Historic New Harmony Heritage Artisans Days
University of Southern Indiana, Evansville
Awarded: $1,980
Timeline: April 19–21, 2017

Grant funds will support Historic New Harmony’s Heritage Artisans Days in April. Over the course of three days, southern Indiana elementary students will experience 19th-century history through interaction with more than 16 historic interpreters who present how their professions and roles were an integral part of New Harmony’s founding.

Interrobang?!: A Book Arts Celebration
Ball State University Department of English, Muncie
Awarded: $2,000
Timeline: April 21–23, 2017

In April, Ball State will host a public conference in Muncie featuring lectures, demonstrations and workshops related to traditions around printing and book making. The event will feature regional book-binders, letterpress printers and book and printing historians. Ball State’s new student-driven press will unveil its first publication.

Lesbian History in South Bend, Indiana
The LGBTQ Center, South Bend
Awarded: $1,000
Timeline: Late summer—fall 2017

This grant will fund two public lectures by Eli Williams, the executive director of The LGBTQ Center. Williams is currently working on a book manuscript titled, “‘I don’t want to be the victim no more’: A Lesbian History of a Midwestern City,” a text about the lesbian history of South Bend.
Let’s Talk about Racism Book Club
Indy Reads Books, Indianapolis
Awarded: $1,984
Timeline: April 2017 and August/September 2017

Indy Reads Books will host two book club/panel discussion events focusing on America’s racial and cultural divide. One will center on the graphic novel series “March,” a history of the Civil Rights movement by Congressman John Lewis.

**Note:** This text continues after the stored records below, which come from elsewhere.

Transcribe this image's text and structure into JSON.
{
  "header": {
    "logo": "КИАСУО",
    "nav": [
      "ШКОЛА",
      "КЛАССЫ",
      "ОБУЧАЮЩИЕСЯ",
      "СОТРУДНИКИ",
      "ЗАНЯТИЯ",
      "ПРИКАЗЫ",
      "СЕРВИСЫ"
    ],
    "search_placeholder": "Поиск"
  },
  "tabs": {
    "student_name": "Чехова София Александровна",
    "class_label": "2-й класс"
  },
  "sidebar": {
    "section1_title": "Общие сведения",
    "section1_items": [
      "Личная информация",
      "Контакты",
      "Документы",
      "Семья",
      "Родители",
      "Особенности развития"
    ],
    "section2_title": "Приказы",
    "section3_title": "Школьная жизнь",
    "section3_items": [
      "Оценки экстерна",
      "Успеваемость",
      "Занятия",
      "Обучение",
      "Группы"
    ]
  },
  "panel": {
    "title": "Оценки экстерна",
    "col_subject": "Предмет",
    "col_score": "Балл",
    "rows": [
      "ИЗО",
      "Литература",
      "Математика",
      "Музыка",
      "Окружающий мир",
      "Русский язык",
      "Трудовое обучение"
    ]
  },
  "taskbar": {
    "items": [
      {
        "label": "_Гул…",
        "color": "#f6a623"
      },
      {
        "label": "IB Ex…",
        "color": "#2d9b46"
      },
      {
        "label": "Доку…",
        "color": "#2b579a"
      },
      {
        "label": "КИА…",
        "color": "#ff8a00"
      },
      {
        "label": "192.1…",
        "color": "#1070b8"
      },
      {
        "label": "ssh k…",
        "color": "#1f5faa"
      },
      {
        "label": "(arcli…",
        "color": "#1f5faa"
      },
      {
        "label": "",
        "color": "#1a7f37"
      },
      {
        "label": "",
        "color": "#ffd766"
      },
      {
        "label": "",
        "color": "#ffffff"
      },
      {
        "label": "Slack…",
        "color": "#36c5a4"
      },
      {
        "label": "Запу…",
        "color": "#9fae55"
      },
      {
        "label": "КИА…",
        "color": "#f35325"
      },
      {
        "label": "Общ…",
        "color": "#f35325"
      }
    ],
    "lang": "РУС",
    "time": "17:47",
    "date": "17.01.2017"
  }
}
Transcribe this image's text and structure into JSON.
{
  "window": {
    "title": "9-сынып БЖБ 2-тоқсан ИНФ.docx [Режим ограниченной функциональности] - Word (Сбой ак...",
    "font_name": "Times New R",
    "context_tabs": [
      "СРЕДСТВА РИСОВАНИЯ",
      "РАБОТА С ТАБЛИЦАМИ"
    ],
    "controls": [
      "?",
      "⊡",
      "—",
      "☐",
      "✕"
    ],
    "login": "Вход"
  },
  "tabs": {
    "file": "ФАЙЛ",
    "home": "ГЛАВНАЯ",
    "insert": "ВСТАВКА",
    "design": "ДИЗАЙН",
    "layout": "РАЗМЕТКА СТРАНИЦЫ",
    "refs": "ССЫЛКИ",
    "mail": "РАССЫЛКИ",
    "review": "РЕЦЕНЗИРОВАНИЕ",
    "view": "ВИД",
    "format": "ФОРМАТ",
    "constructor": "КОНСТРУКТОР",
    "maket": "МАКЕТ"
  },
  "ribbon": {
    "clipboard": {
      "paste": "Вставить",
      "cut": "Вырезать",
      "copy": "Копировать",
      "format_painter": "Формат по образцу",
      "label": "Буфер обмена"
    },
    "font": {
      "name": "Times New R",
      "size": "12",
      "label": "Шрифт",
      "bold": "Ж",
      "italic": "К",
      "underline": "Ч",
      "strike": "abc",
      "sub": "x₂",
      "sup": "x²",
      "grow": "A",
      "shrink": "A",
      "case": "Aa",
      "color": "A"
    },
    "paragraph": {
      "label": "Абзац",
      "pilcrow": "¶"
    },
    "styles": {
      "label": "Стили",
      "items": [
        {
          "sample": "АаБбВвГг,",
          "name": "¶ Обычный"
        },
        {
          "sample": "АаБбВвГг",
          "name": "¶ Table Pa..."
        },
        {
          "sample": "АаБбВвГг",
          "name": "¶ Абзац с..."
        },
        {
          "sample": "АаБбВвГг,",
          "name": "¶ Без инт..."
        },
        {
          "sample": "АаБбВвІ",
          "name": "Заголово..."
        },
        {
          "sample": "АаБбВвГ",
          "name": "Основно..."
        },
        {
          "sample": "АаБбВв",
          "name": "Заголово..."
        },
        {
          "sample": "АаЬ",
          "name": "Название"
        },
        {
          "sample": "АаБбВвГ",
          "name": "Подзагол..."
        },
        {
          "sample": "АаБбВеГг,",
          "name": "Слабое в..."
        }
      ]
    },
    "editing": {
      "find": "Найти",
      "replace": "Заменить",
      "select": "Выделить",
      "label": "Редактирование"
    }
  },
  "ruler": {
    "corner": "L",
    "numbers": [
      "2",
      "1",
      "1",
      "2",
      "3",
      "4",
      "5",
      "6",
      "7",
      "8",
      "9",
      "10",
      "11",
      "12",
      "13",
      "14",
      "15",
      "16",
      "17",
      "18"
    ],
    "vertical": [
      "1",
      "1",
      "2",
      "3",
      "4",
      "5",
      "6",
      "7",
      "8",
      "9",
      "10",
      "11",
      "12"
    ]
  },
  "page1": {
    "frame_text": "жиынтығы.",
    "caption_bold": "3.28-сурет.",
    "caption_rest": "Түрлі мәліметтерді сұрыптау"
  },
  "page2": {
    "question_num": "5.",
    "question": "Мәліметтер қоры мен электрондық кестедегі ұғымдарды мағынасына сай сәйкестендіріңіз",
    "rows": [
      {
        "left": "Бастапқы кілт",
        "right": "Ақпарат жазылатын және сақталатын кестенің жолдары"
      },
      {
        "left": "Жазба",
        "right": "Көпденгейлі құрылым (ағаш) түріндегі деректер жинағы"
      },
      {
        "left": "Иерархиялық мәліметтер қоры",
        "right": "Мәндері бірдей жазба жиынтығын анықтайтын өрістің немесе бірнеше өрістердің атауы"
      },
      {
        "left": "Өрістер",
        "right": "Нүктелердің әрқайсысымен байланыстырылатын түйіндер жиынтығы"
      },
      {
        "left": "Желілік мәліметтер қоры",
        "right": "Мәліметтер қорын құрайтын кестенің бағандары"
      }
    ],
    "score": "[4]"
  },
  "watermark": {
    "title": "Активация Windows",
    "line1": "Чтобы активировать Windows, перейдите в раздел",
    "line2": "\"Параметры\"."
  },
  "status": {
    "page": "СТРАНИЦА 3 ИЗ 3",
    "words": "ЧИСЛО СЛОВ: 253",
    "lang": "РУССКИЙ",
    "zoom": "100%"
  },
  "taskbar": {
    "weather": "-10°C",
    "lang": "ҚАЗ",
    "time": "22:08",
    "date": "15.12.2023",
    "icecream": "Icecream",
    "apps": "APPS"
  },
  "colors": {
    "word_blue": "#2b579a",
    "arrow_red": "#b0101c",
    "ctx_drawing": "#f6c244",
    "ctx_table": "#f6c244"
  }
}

The other will focus on the documentary books “White Like Me by Tim Wise and “White Trash by Nancy Isenberg.

One Town/One Book
Boston Middle School, La Porte
Awarded: $499
Timeline: September—October 2017

This project will encourage the La Porte community to read “Out of My Mind” by Sharon Draper, the story of a brilliant girl who cannot speak or write. Organizers will host small discussion groups across town on different dates so people have the opportunity to meet and discuss the book.

Study Guide for “A Year with Frog and Toad”
Actors Theatre of Indiana, Carmel
Awarded: $2,000
Timeline: August 2018

The Actors Theatre will produce a study guide for “A Year with Frog and Toad,” a play based on four of Arnold Lobel’s prize-winning books that emphasize that people who are different can make very good friends. The study guide will be geared to elementary school students and will contain suggested activities and project ideas covering literature, drama and other disciplines.